Une autre vision de Dieu
« Au commencement était la Parole, et la Parole était avec Dieu, et la Parole était Dieu. Elle était au commencement avec Dieu. Toutes choses ont été faites par elle, et rien de ce qui a été fait n’a été fait sans elle. En elle était la vie, et la vie était la lumière des hommes. … [16]»
Dieu n’est pas celui qui condamne l’homme et qui serait indifférent à voir sa créature et sa création s’abîmer dans la mort. Parce qu’il aime l’homme comme la création, il vient au-devant de lui et intervient dans l’histoire pour s’y manifester. En arrachant son propre Fils à la mort par la puissance de l’Esprit, il appelle tous les hommes à la communion de vie avec lui, car il est le Dieu des vivants. Il révèle qu’il aime l’homme au-delà de ce que nous pouvons imaginer et que l’homme est capable à son tour d’aimer comme Dieu aime.

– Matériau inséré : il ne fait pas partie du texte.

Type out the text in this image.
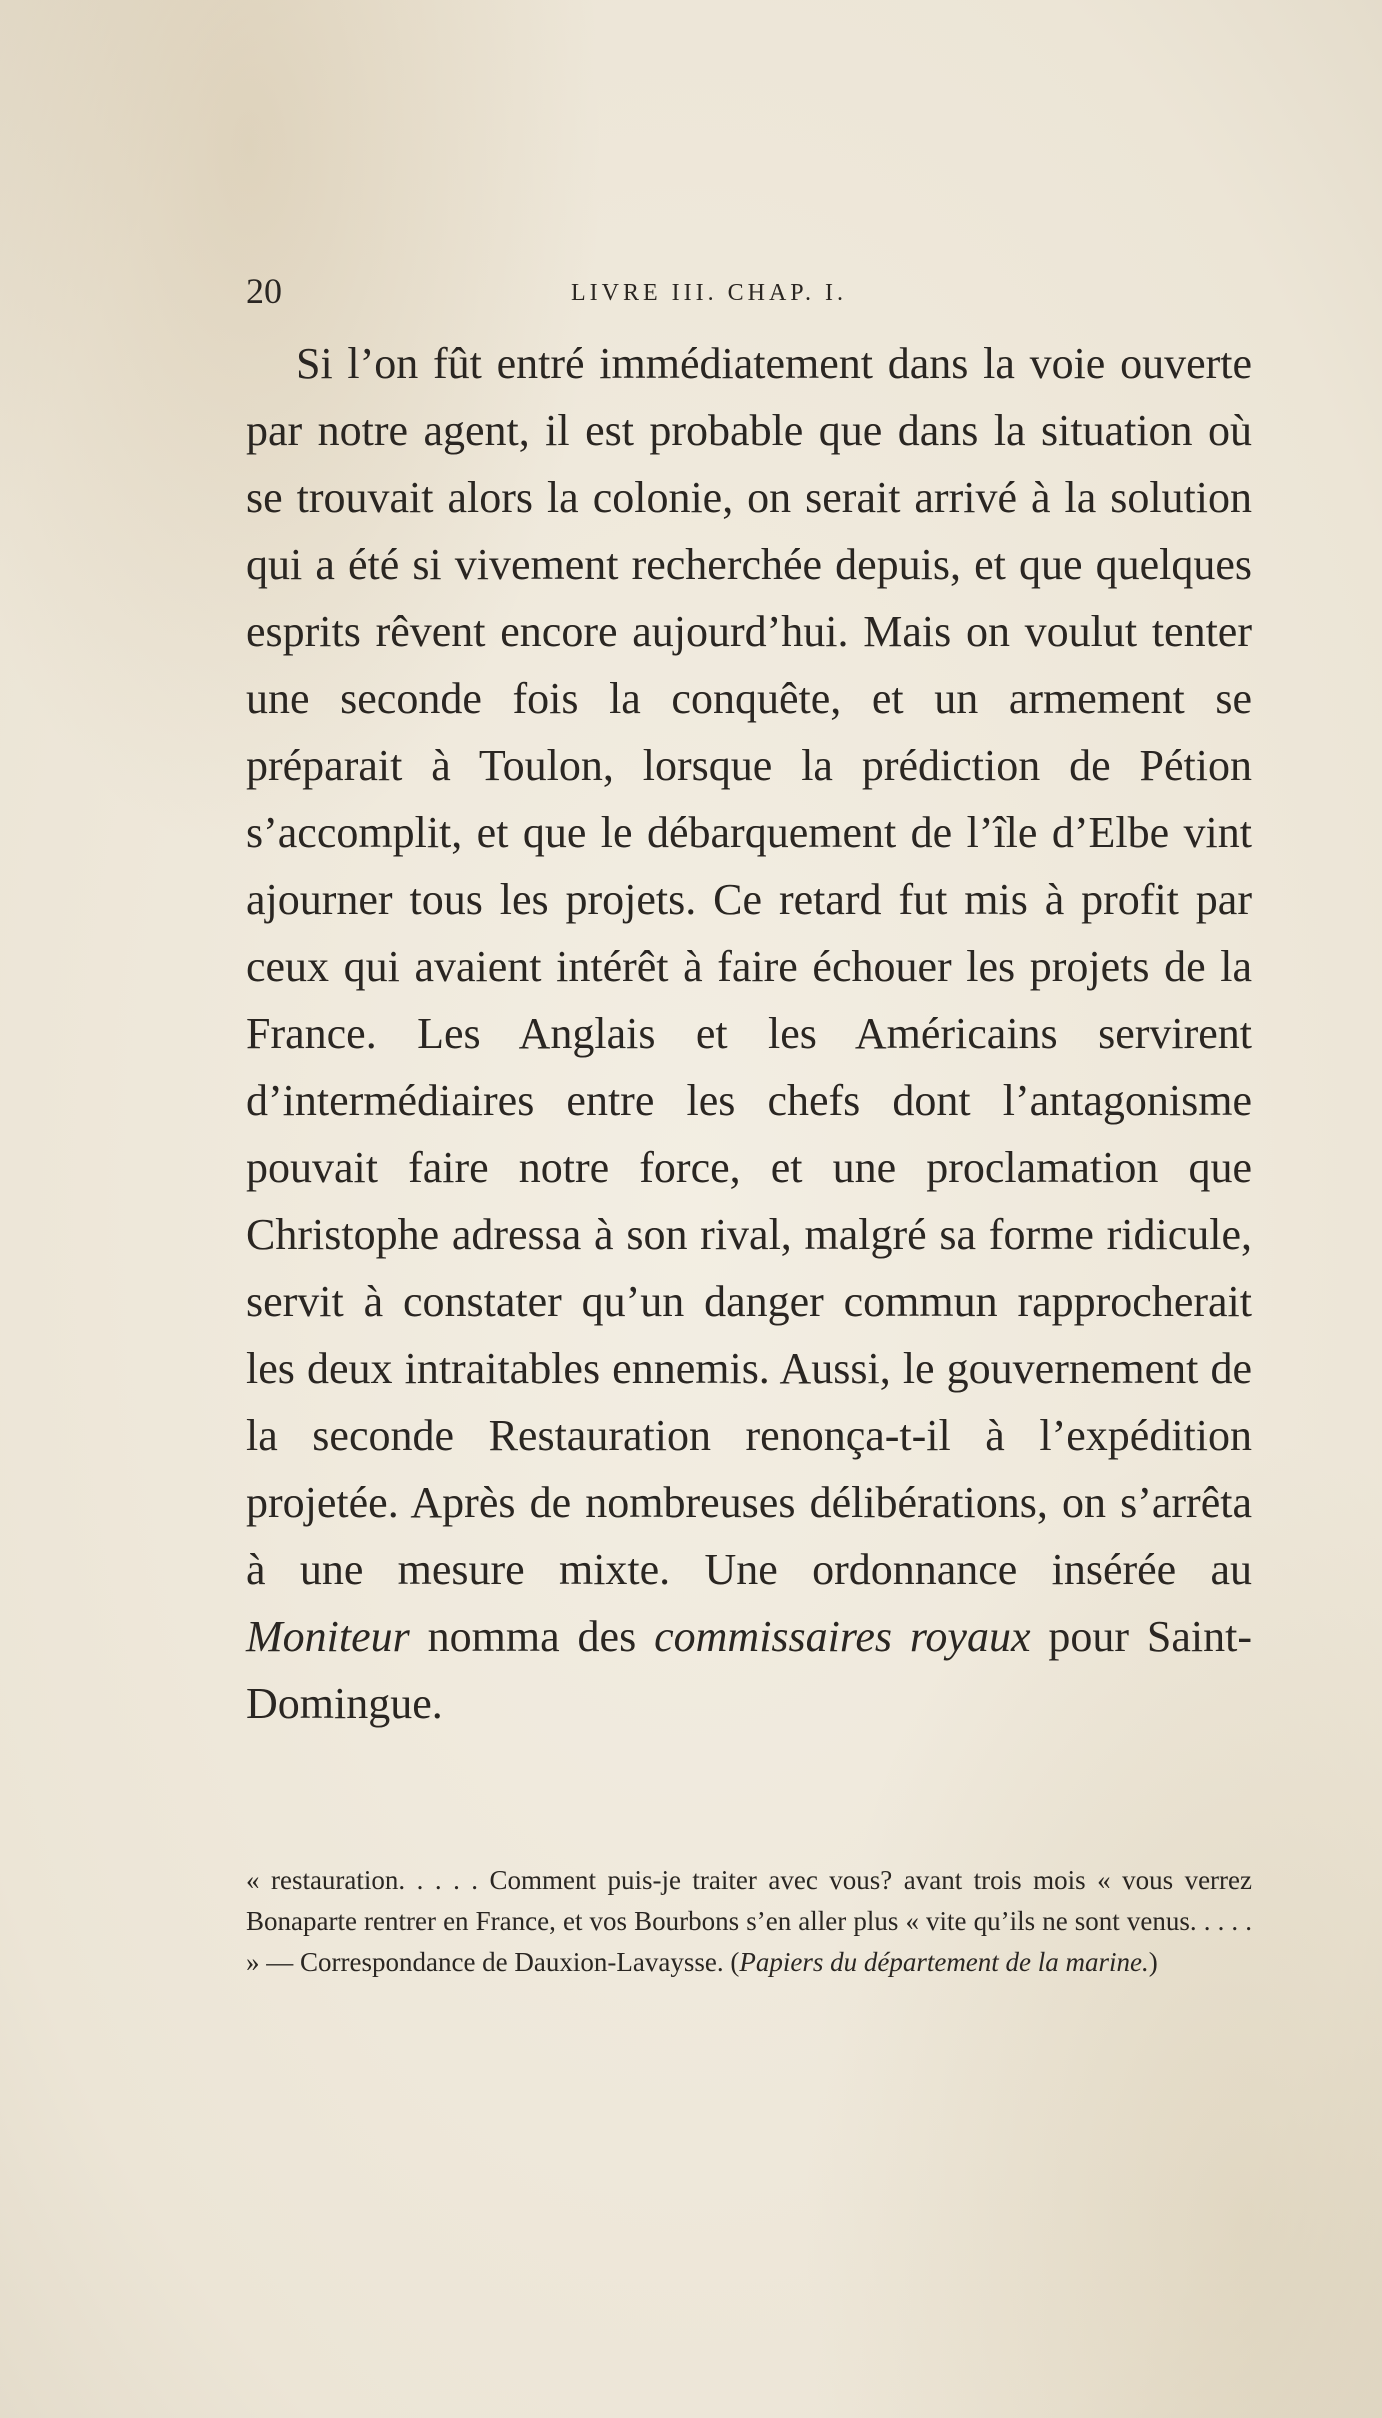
20	LIVRE III. CHAP. I.

Si l’on fût entré immédiatement dans la voie ouverte par notre agent, il est probable que dans la situation où se trouvait alors la colonie, on serait arrivé à la solution qui a été si vivement recherchée depuis, et que quelques esprits rêvent encore aujourd’hui. Mais on voulut tenter une seconde fois la conquête, et un armement se préparait à Toulon, lorsque la prédiction de Pétion s’accomplit, et que le débarquement de l’île d’Elbe vint ajourner tous les projets. Ce retard fut mis à profit par ceux qui avaient intérêt à faire échouer les projets de la France. Les Anglais et les Américains servirent d’intermédiaires entre les chefs dont l’antagonisme pouvait faire notre force, et une proclamation que Christophe adressa à son rival, malgré sa forme ridicule, servit à constater qu’un danger commun rapprocherait les deux intraitables ennemis. Aussi, le gouvernement de la seconde Restauration renonça-t-il à l’expédition projetée. Après de nombreuses délibérations, on s’arrêta à une mesure mixte. Une ordonnance insérée au Moniteur nomma des commissaires royaux pour Saint-Domingue.

« restauration. . . . . Comment puis-je traiter avec vous? avant trois mois « vous verrez Bonaparte rentrer en France, et vos Bourbons s’en aller plus « vite qu’ils ne sont venus. . . . . » — Correspondance de Dauxion-Lavaysse. (Papiers du département de la marine.)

Un Dieu infiniment humble et Amour, mais aussi tout puissant[17]. Dieu a le pouvoir de vaincre la mort et donc le mal, Il l’a démontré par la résurrection.
Conclusion
« J’ai voulu avoir l’intelligence de ce que je crois Seigneur autant que j’ai pu ; autant que tu m’as donné la force, je t’ai cherché. Et j’ai voulu avoir l’intelligence de ce que je crois, et j’ai beaucoup discuté, et j’ai beaucoup peiné ».[18]
Le père Patrick Willocq a dit cette réflexion que je trouve superbe : « Plus on s’approche du sacré, plus il faut pouvoir rester modeste et accepter nos limites de compréhension humaines». Avec la résurrection, on touche vraiment au cœur du Mystère, il nous faut donc rester très modestes, accepter que l’on ne puisse que se servir des outils intellectuels[19] dont nous disposons pour l’exprimer. Cette expression sera donc toujours incomplète et critiquable. Cette attitude de modestie est importante, car elle nous permet de retrouver Dieu comme Celui qui est à la source de notre l’appel et donc de notre foi.
« si vous ne croyez pas, vous ne comprendrez pas »[20], l’intelligence doit se mettre au service du cœur[21] et de la foi. Elle ne doit pas pour autant être négligée, car en retour, la foi est un appel qui s’adresse à l’intelligence et à la volonté de l’homme.
Au moment où beaucoup de contemporains sont désorientés par les bouleversements de notre société, ou sont dans l’inquiétude et l’incertitude face à l’avenir, nous devons témoigner avec notre foi, avec notre cœur, avec notre intelligence que le Christ ressuscité est notre présent, notre avenir et notre espérance.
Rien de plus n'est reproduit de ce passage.